BankThink

Seidman: Saving the secondary market is the key

Stress tests are looking more appealing after the reassurances Federal Reserve Chairman Ben Bernanke offered yesterday during his testimony before the Senate Banking Committee, but there are still plenty of observers out there hoping the government´s rescue plan will move more quickly. Among the suggestions for improving the plan are quicker disposal of toxic assets; clearer, more detailed announcements; and changes to accounting rules.

Sources American Banker talked to yesterday disagreed on the best way to clean up toxic assets on banks´ balance sheets. Some suggested using the Federal Deposit Insurance Corp. to set up bridge banks and resolve the unhealthiest of institutions. Their suggestions contrasted with the views of former FDIC Chairman William Isaac, whose op-ed in the Wall Street Journal criticized the idea of an FDIC intervention.

But another former FDIC head thought the method could work for at least some of the banks.

L. William Seidman said using bridge banks was just one solution to the problem.

"I agree that it wouldn´t work to make them all bridge banks," he said. "But that doesn´t mean that for some of them that wouldn´t be the best solution."

To Mr. Isaac´s criticism that using bridge banks would mean breaking up the biggest banks in the country at the wrong time, Mr. Seidman responded that shrinking mega-banks may be the right way to go. "Do we really want to break down the biggest banks right now? Yes we do," he said.

But wiping bad assets from banks´ books wouldn´t be top on his list of priorities. "I´d say the best thing you could do for the banks right now would be to get the securitization market going," he said. "Most of the banks don´t hold these loans. Whether they´re credit cards, student loans, or housing loans-whatever-there is no securitization market."

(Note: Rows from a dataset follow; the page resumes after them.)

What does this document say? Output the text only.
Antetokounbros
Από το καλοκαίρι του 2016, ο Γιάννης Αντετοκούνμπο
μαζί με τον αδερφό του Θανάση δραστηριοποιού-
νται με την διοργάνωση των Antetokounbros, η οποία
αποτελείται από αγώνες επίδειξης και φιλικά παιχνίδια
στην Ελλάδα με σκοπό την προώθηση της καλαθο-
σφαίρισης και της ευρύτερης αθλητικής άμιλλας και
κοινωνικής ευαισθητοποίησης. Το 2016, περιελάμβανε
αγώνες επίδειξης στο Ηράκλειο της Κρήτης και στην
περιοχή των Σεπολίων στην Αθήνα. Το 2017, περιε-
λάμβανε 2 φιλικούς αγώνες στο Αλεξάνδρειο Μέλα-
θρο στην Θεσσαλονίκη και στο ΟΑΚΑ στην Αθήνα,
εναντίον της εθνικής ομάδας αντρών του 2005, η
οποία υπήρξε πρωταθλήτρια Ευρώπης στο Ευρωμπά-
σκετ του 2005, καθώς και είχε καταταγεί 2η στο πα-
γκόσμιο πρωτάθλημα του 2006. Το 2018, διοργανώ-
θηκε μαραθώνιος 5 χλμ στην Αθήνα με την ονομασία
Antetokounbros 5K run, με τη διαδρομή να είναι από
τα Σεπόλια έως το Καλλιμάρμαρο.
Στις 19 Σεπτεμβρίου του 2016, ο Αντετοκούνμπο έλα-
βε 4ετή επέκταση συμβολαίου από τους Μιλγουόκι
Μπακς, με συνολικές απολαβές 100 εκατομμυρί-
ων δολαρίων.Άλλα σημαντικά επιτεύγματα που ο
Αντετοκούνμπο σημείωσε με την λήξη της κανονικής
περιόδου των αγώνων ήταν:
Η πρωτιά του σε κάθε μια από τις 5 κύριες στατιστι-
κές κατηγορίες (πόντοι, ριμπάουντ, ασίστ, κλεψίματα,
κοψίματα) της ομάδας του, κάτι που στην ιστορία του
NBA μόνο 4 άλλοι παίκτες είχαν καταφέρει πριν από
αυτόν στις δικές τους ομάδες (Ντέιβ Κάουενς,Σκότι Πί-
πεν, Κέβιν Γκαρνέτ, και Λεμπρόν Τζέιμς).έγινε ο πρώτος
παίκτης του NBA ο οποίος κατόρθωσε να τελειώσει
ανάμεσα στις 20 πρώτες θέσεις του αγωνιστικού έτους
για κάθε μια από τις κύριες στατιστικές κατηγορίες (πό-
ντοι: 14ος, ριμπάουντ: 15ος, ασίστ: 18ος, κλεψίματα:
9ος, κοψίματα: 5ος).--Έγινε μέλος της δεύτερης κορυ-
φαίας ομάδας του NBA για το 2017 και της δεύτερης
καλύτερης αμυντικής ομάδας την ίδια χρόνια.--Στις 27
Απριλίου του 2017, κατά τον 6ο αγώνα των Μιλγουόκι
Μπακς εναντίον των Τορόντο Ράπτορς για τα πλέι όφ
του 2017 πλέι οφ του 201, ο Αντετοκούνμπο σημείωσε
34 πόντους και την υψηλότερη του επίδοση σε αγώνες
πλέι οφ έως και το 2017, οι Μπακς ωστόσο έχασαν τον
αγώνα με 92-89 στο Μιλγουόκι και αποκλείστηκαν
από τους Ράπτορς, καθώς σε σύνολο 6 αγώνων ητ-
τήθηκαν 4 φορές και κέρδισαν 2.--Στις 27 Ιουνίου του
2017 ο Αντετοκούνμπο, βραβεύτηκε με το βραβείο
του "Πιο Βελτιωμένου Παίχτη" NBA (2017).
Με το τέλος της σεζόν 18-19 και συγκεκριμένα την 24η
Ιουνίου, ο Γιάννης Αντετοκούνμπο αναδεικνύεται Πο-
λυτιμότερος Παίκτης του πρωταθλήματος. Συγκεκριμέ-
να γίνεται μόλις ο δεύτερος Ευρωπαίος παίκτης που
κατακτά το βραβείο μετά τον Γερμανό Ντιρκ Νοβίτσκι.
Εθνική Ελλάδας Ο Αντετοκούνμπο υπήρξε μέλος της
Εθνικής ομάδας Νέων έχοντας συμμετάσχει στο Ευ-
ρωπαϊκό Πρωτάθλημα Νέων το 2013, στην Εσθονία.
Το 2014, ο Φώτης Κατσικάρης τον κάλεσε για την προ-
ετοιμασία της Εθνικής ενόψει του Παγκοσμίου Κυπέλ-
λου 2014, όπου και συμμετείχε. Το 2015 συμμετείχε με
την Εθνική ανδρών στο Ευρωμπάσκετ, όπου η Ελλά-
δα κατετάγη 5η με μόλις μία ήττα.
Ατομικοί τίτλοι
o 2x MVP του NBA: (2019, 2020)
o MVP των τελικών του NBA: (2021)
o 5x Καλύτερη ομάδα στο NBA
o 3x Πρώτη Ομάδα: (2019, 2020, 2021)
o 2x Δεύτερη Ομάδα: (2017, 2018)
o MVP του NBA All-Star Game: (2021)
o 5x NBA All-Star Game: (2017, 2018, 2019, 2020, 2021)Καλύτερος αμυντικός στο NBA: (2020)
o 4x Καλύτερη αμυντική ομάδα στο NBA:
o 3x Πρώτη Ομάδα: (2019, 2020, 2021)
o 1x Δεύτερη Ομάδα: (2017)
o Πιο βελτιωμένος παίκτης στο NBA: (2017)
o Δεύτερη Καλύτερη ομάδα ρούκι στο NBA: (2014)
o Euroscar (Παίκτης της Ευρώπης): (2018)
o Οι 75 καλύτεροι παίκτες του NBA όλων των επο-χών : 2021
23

Mr. Seidman said rebooting the securitization market wouldn´t be easy, and no one had quite figured out how to accomplish it.

"I´m looking for a long-term solution that will set up a vehicle to insure that we have a securitization market and I think that requires an insurance-type operation somewhat like what the government does through the FDIC," he said. "It would simply take securitizations, and the securitizer would buy insurance on the securitization and the insurance fund would be reinsured by the government, and then people would buy it. Right now they won´t buy any securitizations, good bad or other, because they got burned."

Mr. Seidman added that rescuing banks was a Herculean task. "I´m so happy that I´m not charged with fixing this thing," he said. "This is a tough assignment. It involves not only subprime and all that, it involves the fundamental fact that we´ve been living beyond our means for the last ten years."